I remember thinking, ‘Oh, yeah, he’s gonna be trouble.’
I was at Allen Fieldhouse in December for Kansas’ game with Stephen F. Austin. The Jayhawks were locked in a tight game with the Lumberjacks, a team that had beaten Duke on the road just a couple of seasons ago.
SFA needed a stop in a one-possession game in the final minute. The Lumberjacks pulled it off. All they needed to do was grab the rebound and then Mitch Lightfoot tapped the ball out to … Remy Martin.
He gathered the ball, set up for a three and drained it. It was cold-blooded, the kind of basket you expect a player like Martin to make in March, as well as December.
I filed it away as I walked out that chilly night. At the time, Martin was a starter and appeared on the cusp of blowing up offensively.
Then, the injury happened. And the long, nagging recovery. The rise of Jalen Wilson, which sent Martin to the bench. The inconsistent playing time and the unknown of what impact he could make on a team where the rotation appeared to be set.
But, on Saturday, about six minutes into the Jayhawks’ game with Creighton, there it was again. That 3-pointer. That cold-blooded 3-pointer.
Jalen Wilson saw it, too.
“He makes our team go farther than what we could without him,” Wilson said.
Martin is on an uptick, something that would have been hard to predict two weeks ago in Kansas City if you saw the first game of the Big 12 Tournament. That game, against West Virginia, Martin played 12 minutes and scored four points.
Kansas head coach Bill Self said he liked what he saw that evening, but there was no hint of what was coming.
Ten points in 19 minutes against TCU.
Twelve points in 26 minutes against Texas Tech.
Fifteen points in 21 minutes against Texas Southern.
Twenty points in 29 minutes against Creighton.
It’s hard to change the complexion of a team this late in a season, especially one like Kansas, where the rotation is basically set. Where a player like guard Ochai Agbaji is the focal point and a player like David McCormack is fighting through an injury that won’t quite heal.
But Martin is doing it. His shooting performance in the first half was something that you don’t expect from a point guard, said Kansas head coach Bill Self.

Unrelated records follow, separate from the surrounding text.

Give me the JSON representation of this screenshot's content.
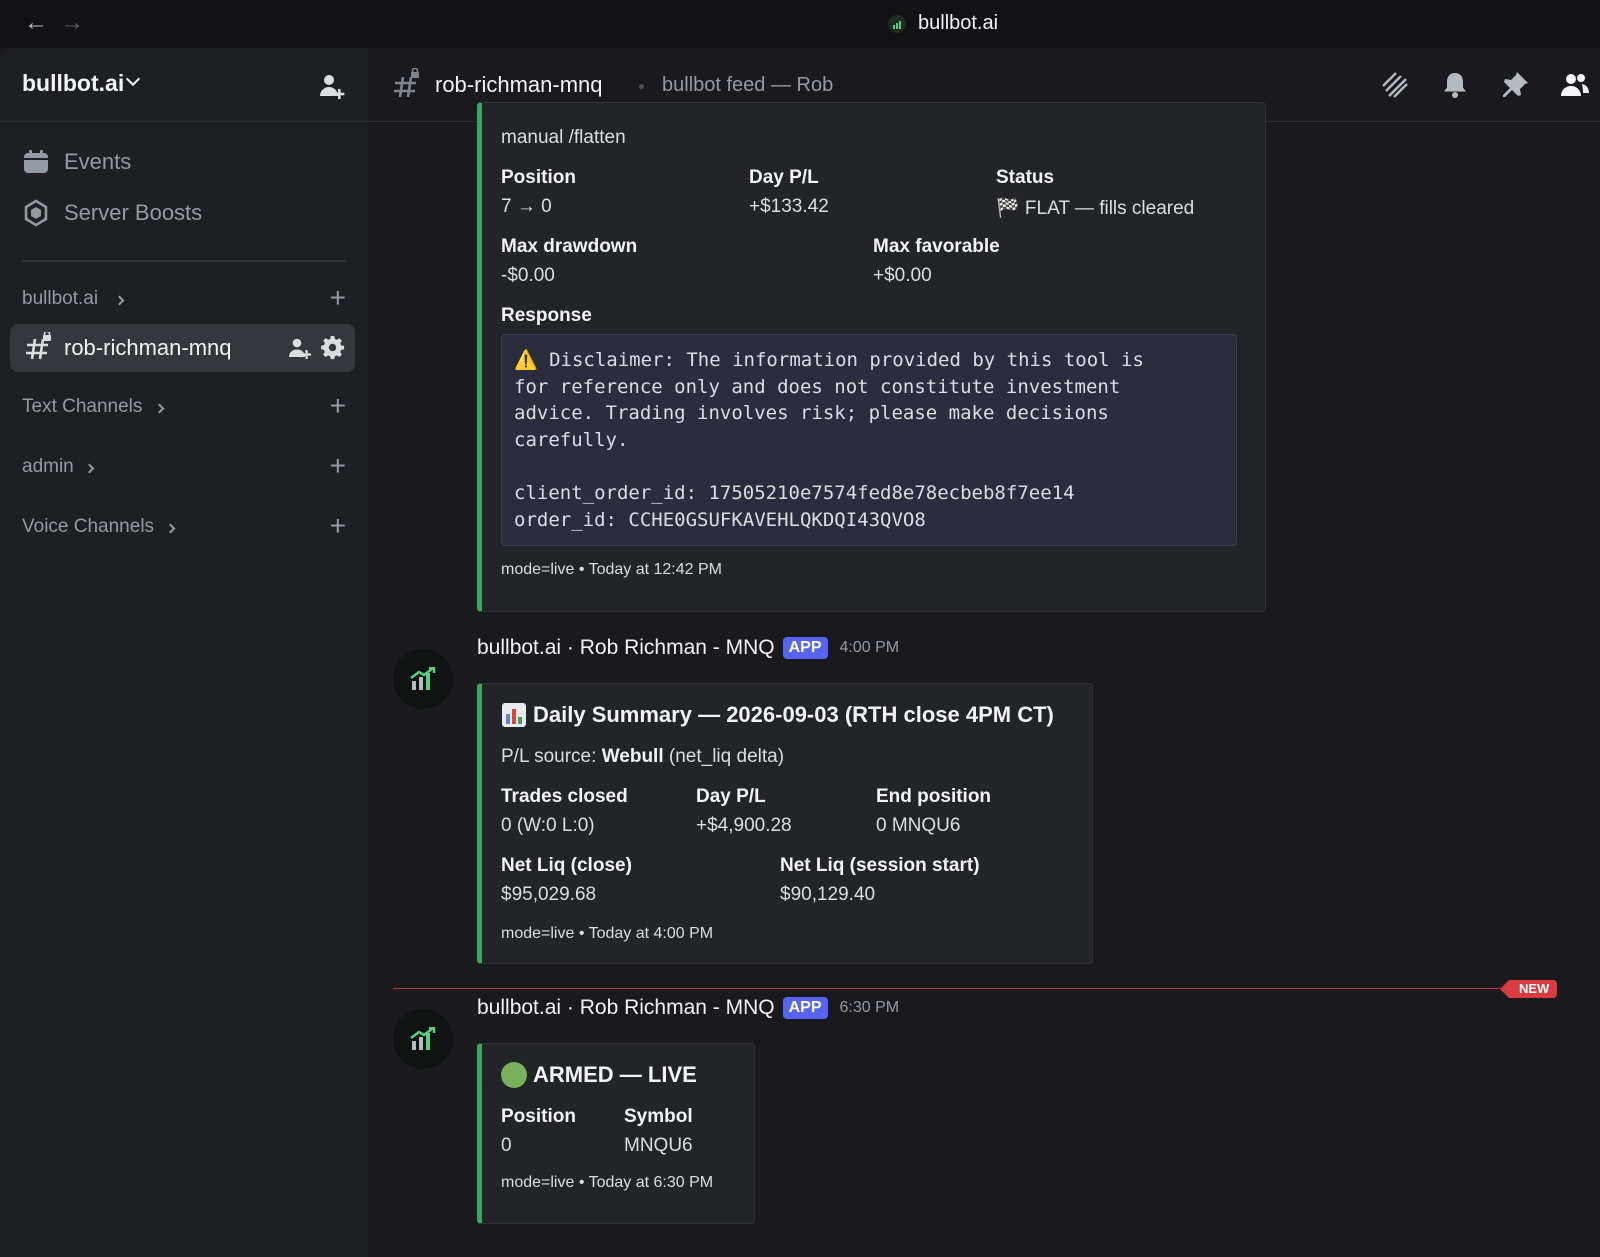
{
  "topbar": {
    "back": "←",
    "forward": "→",
    "title": "bullbot.ai"
  },
  "sidebar": {
    "server_name": "bullbot.ai",
    "items": [
      {
        "label": "Events",
        "icon": "calendar-icon"
      },
      {
        "label": "Server Boosts",
        "icon": "boost-icon"
      }
    ],
    "categories": [
      {
        "label": "bullbot.ai"
      },
      {
        "label": "Text Channels"
      },
      {
        "label": "admin"
      },
      {
        "label": "Voice Channels"
      }
    ],
    "active_channel": "rob-richman-mnq"
  },
  "header": {
    "channel": "rob-richman-mnq",
    "topic": "bullbot feed — Rob"
  },
  "messages": {
    "flatten": {
      "top_text": "manual /flatten",
      "fields": [
        {
          "title": "Position",
          "value": "7 → 0"
        },
        {
          "title": "Day P/L",
          "value": "+$133.42"
        },
        {
          "title": "Status",
          "value": "🏁 FLAT — fills cleared"
        },
        {
          "title": "Max drawdown",
          "value": "-$0.00"
        },
        {
          "title": "Max favorable",
          "value": "+$0.00"
        }
      ],
      "response_title": "Response",
      "code": "⚠️ Disclaimer: The information provided by this tool is\nfor reference only and does not constitute investment\nadvice. Trading involves risk; please make decisions\ncarefully.\n\nclient_order_id: 17505210e7574fed8e78ecbeb8f7ee14\norder_id: CCHE0GSUFKAVEHLQKDQI43QVO8",
      "footer": "mode=live • Today at 12:42 PM"
    },
    "summary": {
      "author": "bullbot.ai · Rob Richman - MNQ",
      "tag": "APP",
      "time": "4:00 PM",
      "title": "Daily Summary — 2026-09-03 (RTH close 4PM CT)",
      "source_prefix": "P/L source: ",
      "source_bold": "Webull",
      "source_suffix": " (net_liq delta)",
      "fields": [
        {
          "title": "Trades closed",
          "value": "0 (W:0 L:0)"
        },
        {
          "title": "Day P/L",
          "value": "+$4,900.28"
        },
        {
          "title": "End position",
          "value": "0 MNQU6"
        },
        {
          "title": "Net Liq (close)",
          "value": "$95,029.68"
        },
        {
          "title": "Net Liq (session start)",
          "value": "$90,129.40"
        }
      ],
      "footer": "mode=live • Today at 4:00 PM"
    },
    "new_badge": "NEW",
    "armed": {
      "author": "bullbot.ai · Rob Richman - MNQ",
      "tag": "APP",
      "time": "6:30 PM",
      "title": "ARMED — LIVE",
      "fields": [
        {
          "title": "Position",
          "value": "0"
        },
        {
          "title": "Symbol",
          "value": "MNQU6"
        }
      ],
      "footer": "mode=live • Today at 6:30 PM"
    }
  },
  "colors": {
    "accent_green": "#3ba55d",
    "app_tag": "#5865f2",
    "new_red": "#d83c3e"
  }
}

It’s certainly something Self couldn’t have expected just a few weeks ago when Martin played just four minutes against TCU on March 3.
It could be why he said that Kansas might not have been able to win a game like the one they won against Creighton just a couple of months ago.

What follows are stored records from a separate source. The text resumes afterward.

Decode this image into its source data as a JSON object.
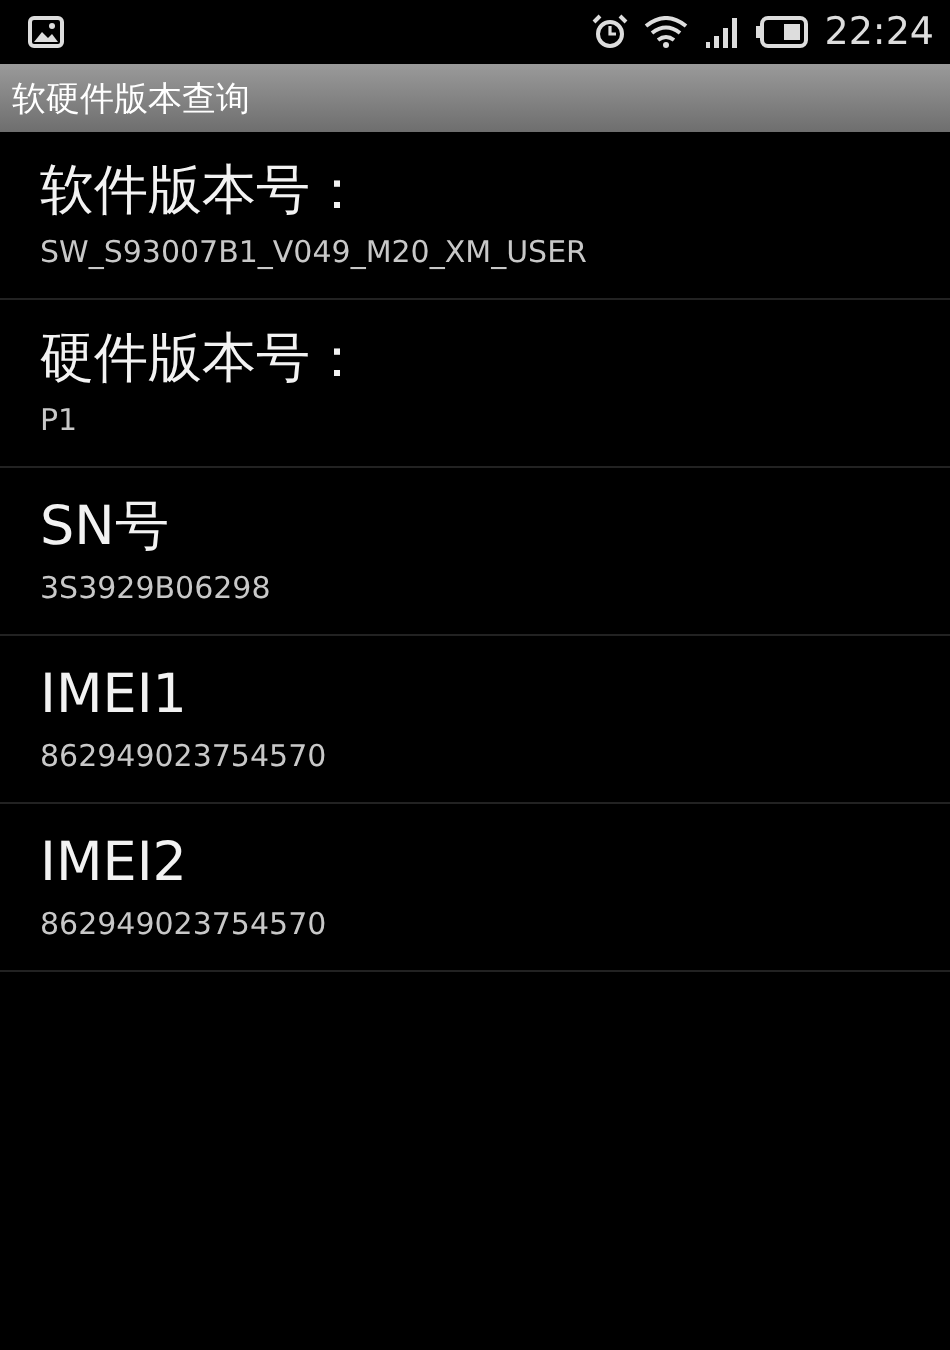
{
  "status_bar": {
    "time": "22:24"
  },
  "title_bar": {
    "title": "软硬件版本查询"
  },
  "items": [
    {
      "label": "软件版本号：",
      "value": "SW_S93007B1_V049_M20_XM_USER"
    },
    {
      "label": "硬件版本号：",
      "value": "P1"
    },
    {
      "label": "SN号",
      "value": "3S3929B06298"
    },
    {
      "label": "IMEI1",
      "value": "862949023754570"
    },
    {
      "label": "IMEI2",
      "value": "862949023754570"
    }
  ]
}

“We’re a different team with him,” Self said.
Martin transferred to Kansas after developing a reputation as a scorer at Arizona State. He scored nearly 20 points per game for two seasons while dishing out about three assists per game.
But he came to Kansas for something more than points. He came to take a shot at a national title. Self brought him to Kansas because, after losing in the second round of the NCAA Tournament last season, he knew his team needed something more. Something like Martin’s quickness and natural play.
Martin’s scoring average has dropped by more than 10 points this season. Some of that was the injury. Some of that was integrating into a new team with four returning starters.
It’s not lost on his teammates that, in the last four games, Martin has averaged 14.3 points per game. It’s not lost his teammates that, in the last four games, he’s made a difference in the Jayhawks’ hopes to win a national championship.
Even if the journey has been bumpy for everyone.
“I just like wearing this uniform,” Martin said. “I love everything about it. I just love playing the game itself. So I’m just happy.”
Three months later, yes, he’s gonna be trouble.